Sipho Nyoni said the government is overstepping its mandate on deciding who should go to church, adding churches should be guided by WHO protocols of sanitising, social distancing and others.
“What needs to be understood by all and sundry, great and small alike, is that the church or the “ecclesia” is the bride of Christ,” said Nyoni.
“By virtue of being the bride of Christ, the church is one with Christ and hence as it exists here on earth it is the sole representative of God. What this government of ours is doing can be likened to a man who comes to a woman that’s not his wife or comes to someone else’s wife and instructs them on how they should be intimate with their husband or even goes further to instruct the wife on how she should arrange the marriage to her husband.”
He added: “That is totally anathema and unheard of. Even the least discerning or sensitive of persons can see that there is a much bigger and sinister agenda at play here.”

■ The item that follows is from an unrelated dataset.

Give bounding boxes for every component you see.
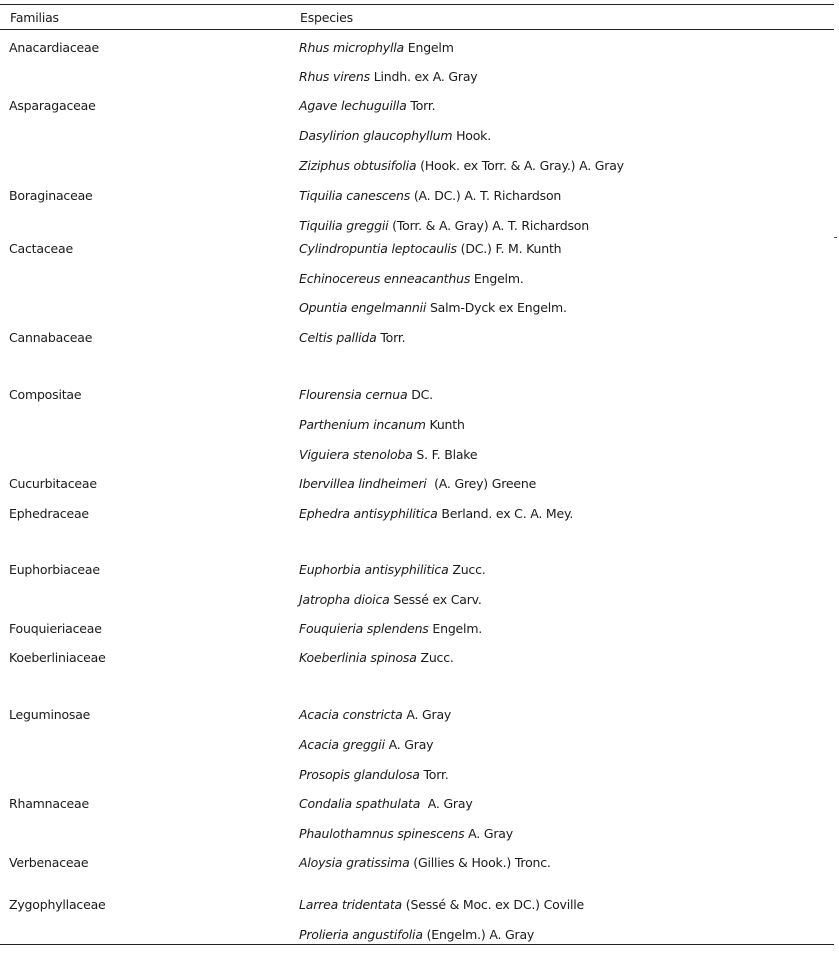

Social analyst, Mkhululi Tshuma said: “It’s extortion at its highest order. The government is trying to use unconventional methods to push its vaccination agenda. Results of a recent survey by Afrobarometer showed that people have more trust in church leaders than in political leaders.”
He said the government is trying to harvest from that trust by having the pastors push people to get vaccinated.
“Like I said last time, the challenge with this government is its failure to engage in dialogue,” decried Tshuma.
“It (the government) believes in commanding everything. As such even well-meaning programmes end up drawing unnecessary opposition because they are imposed on the people. Already the church is preparing to fight that directive.”
He added: “I believe it wouldn’t be so had the government sat down with church leaders and engaged them on the issue. It would have aided the vaccination programme.”
Meanwhile the Evangelical Fellowship of Zimbabwe (EFZ), an umbrella body for Pentecostal churches, yesterday said it was still deliberating on the government pronouncement after which a response would be given.
“We are currently urgently deliberating as leaders on this statement after which a comprehensive response shall be given which will take into consideration, among other things: (a) Our acknowledgement of government’s desire to contain the Covid-19 pandemic (b) our members’ varying positions on Covid-19 vaccinations and (c) the unavailability of enough vaccines to cover at least 60% of the population.”
Bishop Muparutsa added: “As we consult and formulate a response, we covet your prayers for wisdom on our part.”